Somente em Juiz de Fora, a dívida chega a mais de R$ 20 milhões, já que deverá ser pago R$ 3 mil a cada um dos 6.700 estudantes. Em todo o estado, o montante soma mais de R$ 72 milhões, considerando que o número total de alunos que ainda não receberam o benefício chega 24 mil jovens. Esses dados incluem apenas os anos de 2014 e 2015, já que ainda estão sendo apurados os resultados escolares de 2016. Mas a dívida pode passar dos R$ 100 milhões se considerarmos a média anual de 12 mil beneficiários que concluíram o ensino médio no estado.

A fim de buscar uma resposta para os atrasos que se arrastam há anos, o então deputado Wander Borges (PSB), atual prefeito do município de Sabará, requereu audiência pública na Assembleia Legislativa em outubro do ano passado. O encontro reuniu beneficiários, representantes das cidades participantes do programa, bem como deputados e responsáveis da SEE. Durante os debates, o Governo do estado reconheceu a dívida. Segundo consta no Portal da Transparência, R$ 34,85 milhões já foram empenhados e liquidados. No entanto, não há data ou prazo limite estabelecido para o pagamento.

As ações do Poupança Jovem encerram-se no final deste ano, e, desde 2015, o programa está fechado para novas adesões. Quando surgiu há 10 anos, o projeto abrangia apenas Ribeirão das Neves, e a principal ideia era a de que ele ia ser oferecido em cidades com mais vulnerabilidade social e educacional. No ano seguinte, Esmeraldas, Governador Valadares e Ibirité foram incluídas. Juiz de Fora, Montes Claros, Sabará e Teófilo Otoni foram contempladas em 2009, e Pouso Alegre, em 2011. Atualmente, 194 escolas estaduais são atingidas pelo programa.

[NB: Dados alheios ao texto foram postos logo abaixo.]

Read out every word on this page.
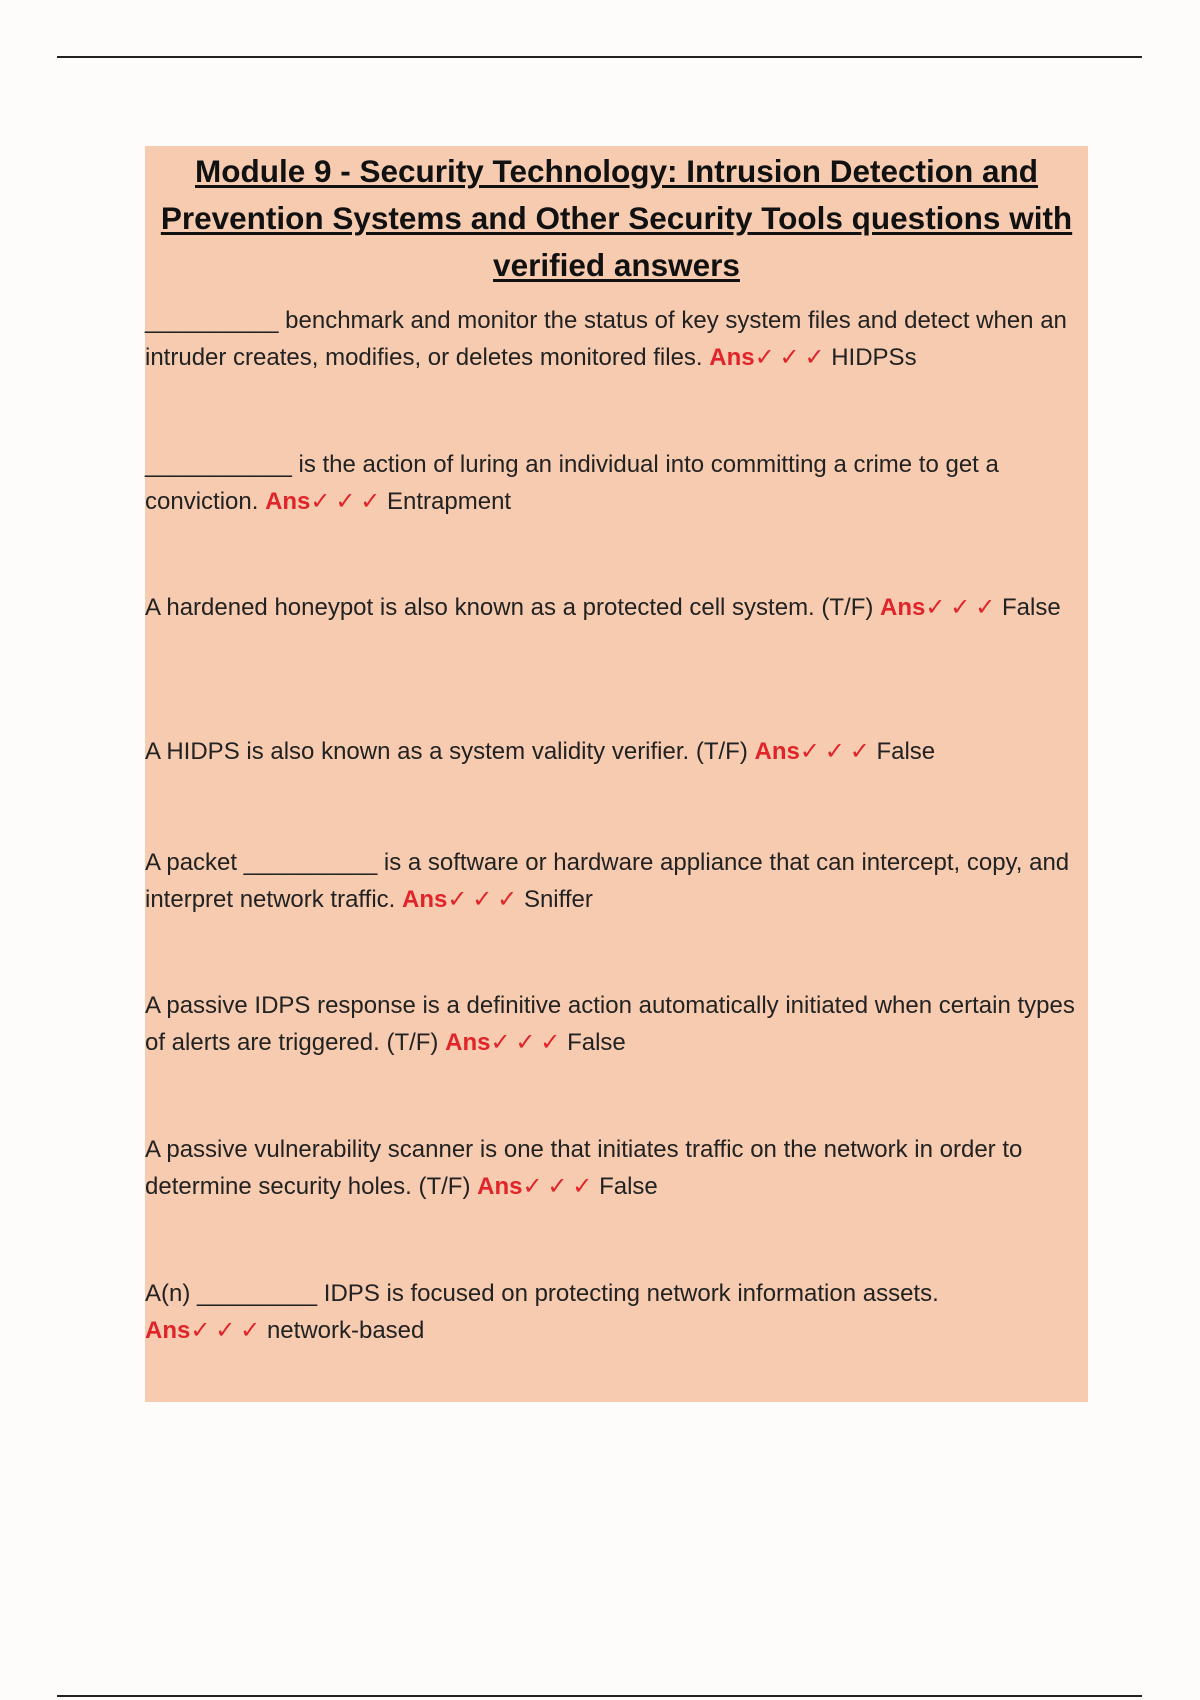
Module 9 - Security Technology: Intrusion Detection and Prevention Systems and Other Security Tools questions with verified answers

__________ benchmark and monitor the status of key system files and detect when an intruder creates, modifies, or deletes monitored files. Ans✓ ✓ ✓ HIDPSs

___________ is the action of luring an individual into committing a crime to get a conviction. Ans✓ ✓ ✓ Entrapment

A hardened honeypot is also known as a protected cell system. (T/F) Ans✓ ✓ ✓ False

A HIDPS is also known as a system validity verifier. (T/F) Ans✓ ✓ ✓ False

A packet __________ is a software or hardware appliance that can intercept, copy, and interpret network traffic. Ans✓ ✓ ✓ Sniffer

A passive IDPS response is a definitive action automatically initiated when certain types of alerts are triggered. (T/F) Ans✓ ✓ ✓ False

A passive vulnerability scanner is one that initiates traffic on the network in order to determine security holes. (T/F) Ans✓ ✓ ✓ False

A(n) _________ IDPS is focused on protecting network information assets.
Ans✓ ✓ ✓ network-based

Alunos não têm cartão para receber

Juiz de Fora foi a primeira cidade do estado em que o programa foi implementado de forma municipalizada, ou seja, os recursos vêm do Estado, mas a responsabilidade pela condução é da Prefeitura. Em outros municípios, algumas ONGs ou fundações estão à frente do convênio. Segundo o chefe do Departamento de Inclusão Sócio-produtivo em Juiz de Fora, José Francisco Oliveira Sobrinho, todas as 33 escolas estaduais da cidade são atendidas pelo programa. Leonardo Alves é o coordenador local do Poupança Jovem desde 2015, responsável por estar em contato com as escolas, os educadores e repassar as informações para Belo Horizonte.

De acordo com Leonardo, não há abertura de contas bancárias para recebimento do benefício desde a metade do ano de 2014. E isso é geral. “Me parece que está tendo uma licitação da folha de pagamento do Estado. Está em aberto, quando falarem em qual banco vão abrir essas contas, nós vamos repassar aos alunos. Quem já tem conta no Bradesco (que estava pagando o benefício) vai receber no Bradesco. E, mesmo que a pessoa não tenha o cartão, quando o dinheiro for liberado, poderá pegar na boca do caixa.” A Tribuna conversou com alguns alunos que estão com problemas com o cartão do benefício. Um deles informou que a validade de seu cartão só vai até 2018. Já outra estudante disse que não houve emissão de cartão para a turma na qual estudou.

Mas isso é o de menos para os estudantes. A liberação do dinheiro é a grande questão. Há uma expectativa de que o Governo divida os valores dos três últimos anos e pague aos poucos, a fim de não onerar demais o orçamento de uma só vez. No entanto, alguns jovens estão desacreditados que possam vir a receber um dia.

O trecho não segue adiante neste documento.